CMA-ES for large population sizes differ basically in the way how the covariance matrix $$\mathbf{C}$$ is updated in (L4). To this end, (L4) is extended by a rank $$\mu$$ update proportional to $\frac{1}{\mu \sigma^2} \sum_{m=1}^\mu \mathbf{w}_{m;\lambda} (\mathbf{w}_{m;\lambda})^T.$ In order to take full advantage of this update, the time constants $$\tau$$, $$\tau_{\mathrm{c}}$$, and $$\tau_\sigma$$ must be chosen accordingly (see Hansen et al. 2003).

## References

• Beyer, H.-G. and Schwefel, H.-P. (2002). Evolution Strategies: A Comprehensive Introduction.

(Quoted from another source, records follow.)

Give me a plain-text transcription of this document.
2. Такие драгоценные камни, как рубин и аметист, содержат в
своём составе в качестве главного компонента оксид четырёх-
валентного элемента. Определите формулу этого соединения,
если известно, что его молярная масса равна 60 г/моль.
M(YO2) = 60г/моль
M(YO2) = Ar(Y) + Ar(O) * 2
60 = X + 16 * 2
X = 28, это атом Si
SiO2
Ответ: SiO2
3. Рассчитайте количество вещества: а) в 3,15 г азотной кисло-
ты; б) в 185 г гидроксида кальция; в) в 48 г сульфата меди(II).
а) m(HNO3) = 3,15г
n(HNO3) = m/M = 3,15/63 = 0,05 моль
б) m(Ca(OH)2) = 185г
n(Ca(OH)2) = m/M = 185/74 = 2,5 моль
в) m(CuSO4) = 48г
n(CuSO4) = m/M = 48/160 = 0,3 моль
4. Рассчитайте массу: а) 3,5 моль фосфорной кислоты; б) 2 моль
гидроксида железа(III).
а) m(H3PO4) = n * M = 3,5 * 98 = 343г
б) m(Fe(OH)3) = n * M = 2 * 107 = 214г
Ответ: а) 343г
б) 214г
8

In Natural Computing, 1(1):3-52.
• Beyer, H.-G. (2001). The Theory of Evolution Strategies. Natural Computing Series. Springer, Berlin 2001.
• Hansen, N. and Ostermeier, A. (2001). Completely Derandomized Self-Adaptation in Evolution Strategies. In Evolutionary Computation, 9(1):159-195.

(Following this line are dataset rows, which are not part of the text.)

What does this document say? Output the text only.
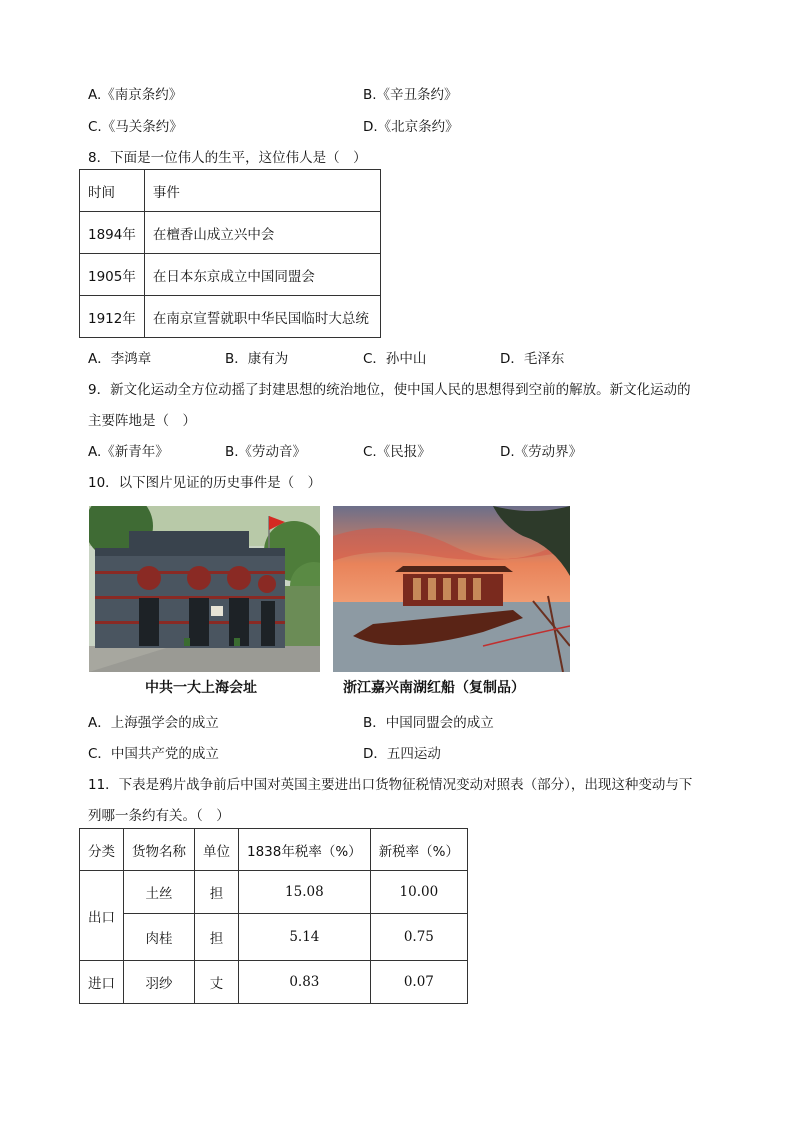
A.《南京条约》	B.《辛丑条约》
C.《马关条约》	D.《北京条约》
8．下面是一位伟人的生平，这位伟人是（　）
时间	事件
1894年	在檀香山成立兴中会
1905年	在日本东京成立中国同盟会
1912年	在南京宣誓就职中华民国临时大总统
A．李鸿章	B．康有为	C．孙中山	D．毛泽东
9．新文化运动全方位动摇了封建思想的统治地位，使中国人民的思想得到空前的解放。新文化运动的
主要阵地是（　）
A.《新青年》	B.《劳动音》	C.《民报》	D.《劳动界》
10．以下图片见证的历史事件是（　）
中共一大上海会址	浙江嘉兴南湖红船（复制品）
A．上海强学会的成立	B．中国同盟会的成立
C．中国共产党的成立	D．五四运动
11．下表是鸦片战争前后中国对英国主要进出口货物征税情况变动对照表（部分），出现这种变动与下
列哪一条约有关。（　）
分类	货物名称	单位	1838年税率（%）	新税率（%）
出口	土丝	担	15.08	10.00
	肉桂	担	5.14	0.75
进口	羽纱	丈	0.83	0.07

• Hansen, N. and Müller, S.D. and Koumoutsakos, P. (2003). Reducing the Time Complexity of the Derandomized Evolution Strategy with Covariance Matrix Adaptation (CMA-ES). In Evolutionary Computation, 11(1):1-18.
• Rechenberg, I. (1994). Evolutionsstrategie '94. Frommann-Holzboog Verlag, Stuttgart, (in German).
• Schwefel, H.-P. (1995). Evolution and Optimum Seeking. Wiley, New York, NY.